Tache sur la tache de couleur, et tout le tableau s’y engouffre
une simplicité - à toute épreuve
*
les gisements,
hommes, humus : cimetières, églises, baignoires, fosses communes et
charniers, fenêtres, brasiers , grands arbres écarlates, relief
et jusque dans la mer cette incroyable hécatombe. Homme-galion, de Robert
Louis Stevenson. On trouverait alors quelques tortues achevant de digérer le
littoral de vieilles guinées – ses agrumes et ses cuivres
images immuables : comme chez Carpaccio les ossements, ou chez Max Ernst
les oiseaux. Où nous servent de relais mil et mil fragments de poème
déploiement, cordillère, de plumes et de plumes jusqu’à recouvrir les Deux-
Océane ? Voyez ces rouges-gorges, comme un meurtre entre les meurtres.

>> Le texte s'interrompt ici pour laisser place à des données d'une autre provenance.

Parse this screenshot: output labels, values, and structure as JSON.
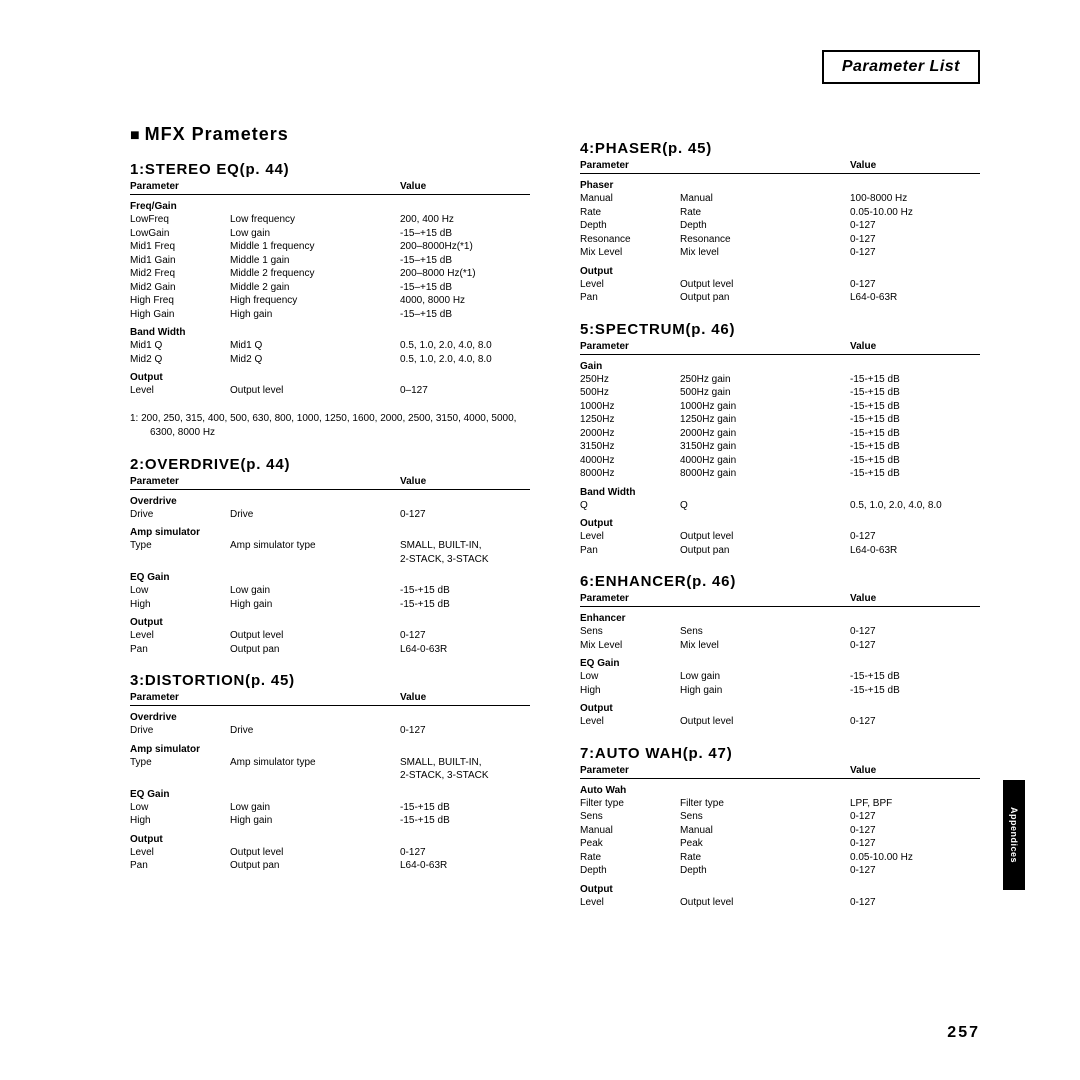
{
  "header": "Parameter List",
  "main_title": "MFX Prameters",
  "param_label": "Parameter",
  "value_label": "Value",
  "side_tab": "Appendices",
  "page_number": "257",
  "left": {
    "s1": {
      "title": "1:STEREO EQ(p. 44)",
      "g1": "Freq/Gain",
      "r": [
        [
          "LowFreq",
          "Low frequency",
          "200, 400 Hz"
        ],
        [
          "LowGain",
          "Low gain",
          "-15–+15 dB"
        ],
        [
          "Mid1 Freq",
          "Middle 1 frequency",
          "200–8000Hz(*1)"
        ],
        [
          "Mid1 Gain",
          "Middle 1 gain",
          "-15–+15 dB"
        ],
        [
          "Mid2 Freq",
          "Middle 2 frequency",
          "200–8000 Hz(*1)"
        ],
        [
          "Mid2 Gain",
          "Middle 2 gain",
          "-15–+15 dB"
        ],
        [
          "High Freq",
          "High frequency",
          "4000, 8000 Hz"
        ],
        [
          "High Gain",
          "High gain",
          "-15–+15 dB"
        ]
      ],
      "g2": "Band Width",
      "r2": [
        [
          "Mid1 Q",
          "Mid1 Q",
          "0.5, 1.0, 2.0, 4.0, 8.0"
        ],
        [
          "Mid2 Q",
          "Mid2 Q",
          "0.5, 1.0, 2.0, 4.0, 8.0"
        ]
      ],
      "g3": "Output",
      "r3": [
        [
          "Level",
          "Output level",
          "0–127"
        ]
      ],
      "footnote": "1:   200, 250, 315, 400, 500, 630, 800, 1000, 1250, 1600, 2000, 2500, 3150, 4000, 5000, 6300, 8000 Hz"
    },
    "s2": {
      "title": "2:OVERDRIVE(p. 44)",
      "g1": "Overdrive",
      "r": [
        [
          "Drive",
          "Drive",
          "0-127"
        ]
      ],
      "g2": "Amp simulator",
      "r2": [
        [
          "Type",
          "Amp simulator type",
          "SMALL, BUILT-IN,"
        ],
        [
          "",
          "",
          "2-STACK, 3-STACK"
        ]
      ],
      "g3": "EQ Gain",
      "r3": [
        [
          "Low",
          "Low gain",
          "-15-+15 dB"
        ],
        [
          "High",
          "High gain",
          "-15-+15 dB"
        ]
      ],
      "g4": "Output",
      "r4": [
        [
          "Level",
          "Output level",
          "0-127"
        ],
        [
          "Pan",
          "Output pan",
          "L64-0-63R"
        ]
      ]
    },
    "s3": {
      "title": "3:DISTORTION(p. 45)",
      "g1": "Overdrive",
      "r": [
        [
          "Drive",
          "Drive",
          "0-127"
        ]
      ],
      "g2": "Amp simulator",
      "r2": [
        [
          "Type",
          "Amp simulator type",
          "SMALL, BUILT-IN,"
        ],
        [
          "",
          "",
          "2-STACK, 3-STACK"
        ]
      ],
      "g3": "EQ Gain",
      "r3": [
        [
          "Low",
          "Low gain",
          "-15-+15 dB"
        ],
        [
          "High",
          "High gain",
          "-15-+15 dB"
        ]
      ],
      "g4": "Output",
      "r4": [
        [
          "Level",
          "Output level",
          "0-127"
        ],
        [
          "Pan",
          "Output pan",
          "L64-0-63R"
        ]
      ]
    }
  },
  "right": {
    "s4": {
      "title": "4:PHASER(p. 45)",
      "g1": "Phaser",
      "r": [
        [
          "Manual",
          "Manual",
          "100-8000 Hz"
        ],
        [
          "Rate",
          "Rate",
          "0.05-10.00 Hz"
        ],
        [
          "Depth",
          "Depth",
          "0-127"
        ],
        [
          "Resonance",
          "Resonance",
          "0-127"
        ],
        [
          "Mix Level",
          "Mix level",
          "0-127"
        ]
      ],
      "g2": "Output",
      "r2": [
        [
          "Level",
          "Output level",
          "0-127"
        ],
        [
          "Pan",
          "Output pan",
          "L64-0-63R"
        ]
      ]
    },
    "s5": {
      "title": "5:SPECTRUM(p. 46)",
      "g1": "Gain",
      "r": [
        [
          "250Hz",
          "250Hz gain",
          "-15-+15 dB"
        ],
        [
          "500Hz",
          "500Hz gain",
          "-15-+15 dB"
        ],
        [
          "1000Hz",
          "1000Hz gain",
          "-15-+15 dB"
        ],
        [
          "1250Hz",
          "1250Hz gain",
          "-15-+15 dB"
        ],
        [
          "2000Hz",
          "2000Hz gain",
          "-15-+15 dB"
        ],
        [
          "3150Hz",
          "3150Hz gain",
          "-15-+15 dB"
        ],
        [
          "4000Hz",
          "4000Hz gain",
          "-15-+15 dB"
        ],
        [
          "8000Hz",
          "8000Hz gain",
          "-15-+15 dB"
        ]
      ],
      "g2": "Band Width",
      "r2": [
        [
          "Q",
          "Q",
          "0.5, 1.0, 2.0, 4.0, 8.0"
        ]
      ],
      "g3": "Output",
      "r3": [
        [
          "Level",
          "Output level",
          "0-127"
        ],
        [
          "Pan",
          "Output pan",
          "L64-0-63R"
        ]
      ]
    },
    "s6": {
      "title": "6:ENHANCER(p. 46)",
      "g1": "Enhancer",
      "r": [
        [
          "Sens",
          "Sens",
          "0-127"
        ],
        [
          "Mix Level",
          "Mix level",
          "0-127"
        ]
      ],
      "g2": "EQ Gain",
      "r2": [
        [
          "Low",
          "Low gain",
          "-15-+15 dB"
        ],
        [
          "High",
          "High gain",
          "-15-+15 dB"
        ]
      ],
      "g3": "Output",
      "r3": [
        [
          "Level",
          "Output level",
          "0-127"
        ]
      ]
    },
    "s7": {
      "title": "7:AUTO WAH(p. 47)",
      "g1": "Auto Wah",
      "r": [
        [
          "Filter type",
          "Filter type",
          "LPF, BPF"
        ],
        [
          "Sens",
          "Sens",
          "0-127"
        ],
        [
          "Manual",
          "Manual",
          "0-127"
        ],
        [
          "Peak",
          "Peak",
          "0-127"
        ],
        [
          "Rate",
          "Rate",
          "0.05-10.00 Hz"
        ],
        [
          "Depth",
          "Depth",
          "0-127"
        ]
      ],
      "g2": "Output",
      "r2": [
        [
          "Level",
          "Output level",
          "0-127"
        ]
      ]
    }
  }
}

mots, jachères. Deux volumes déjà sont tombés, comme Louis le seizième, les
traces éclaboussent Concorde – ici, dans ce désordre magistral, c’est une
goutte, une goutte de quoi ?
*
la splendeur du feldspath
l’élision jusqu’à la moindre trace de l’histoire. Jardin des oliviers, croisades,
palais d’hiver,
le boréal, Cousteau
un sphinx dodécaphonique.
Songe aux pastèques
enfouies sous la dune du Grand Désert Salé
- où nous bûmes du thé. Dans
une soucoupe en or
Toutes les métamorphoses du poème. Jonques jaunissantes
brumes grèges roses bambous labrador. De sorte que
le poème se fait homme,
et l’homme
tour à tour oiseau arbre ou pierre.
Eros-
ion, vaste amour, et lente, très lente mandication de l’homme par lui-même,
qui ne l’empêchent pourtant de crier partout où la mort a pris sur lui de
l’avance
*
Et tous ces gisements encore,
partout, sous la phrase, une orgie de métal préciel.
(Ô cendres et oiseaux...),
légende, un éventail de flûtes,
et comme tombe le soir l’envol alenti des flamants parmi
le ponant et les roses.
Ô cendres,
et comme deux vice-rois, oiseaux &
manganèse, dissertant sur le monde depuis la montgolfière où ils ont
embarqués avec Montgolfier le nickel et les anges. Un séisme
leur montre le chemin :
avec une orchidée trois violoncelles
deux poussières de comète
*
polo : un cheval, un maillet et pour buts – la mer.
Et les arbres comme de grands escaliers sur l’écume du ciel
manille : une rose, un valet, et la carte maîtresse.
Et le ciel comme de grands ballons rouges pleins de rêves.
Tilleuls et mûriers à la donne, Bougainville à la coupe.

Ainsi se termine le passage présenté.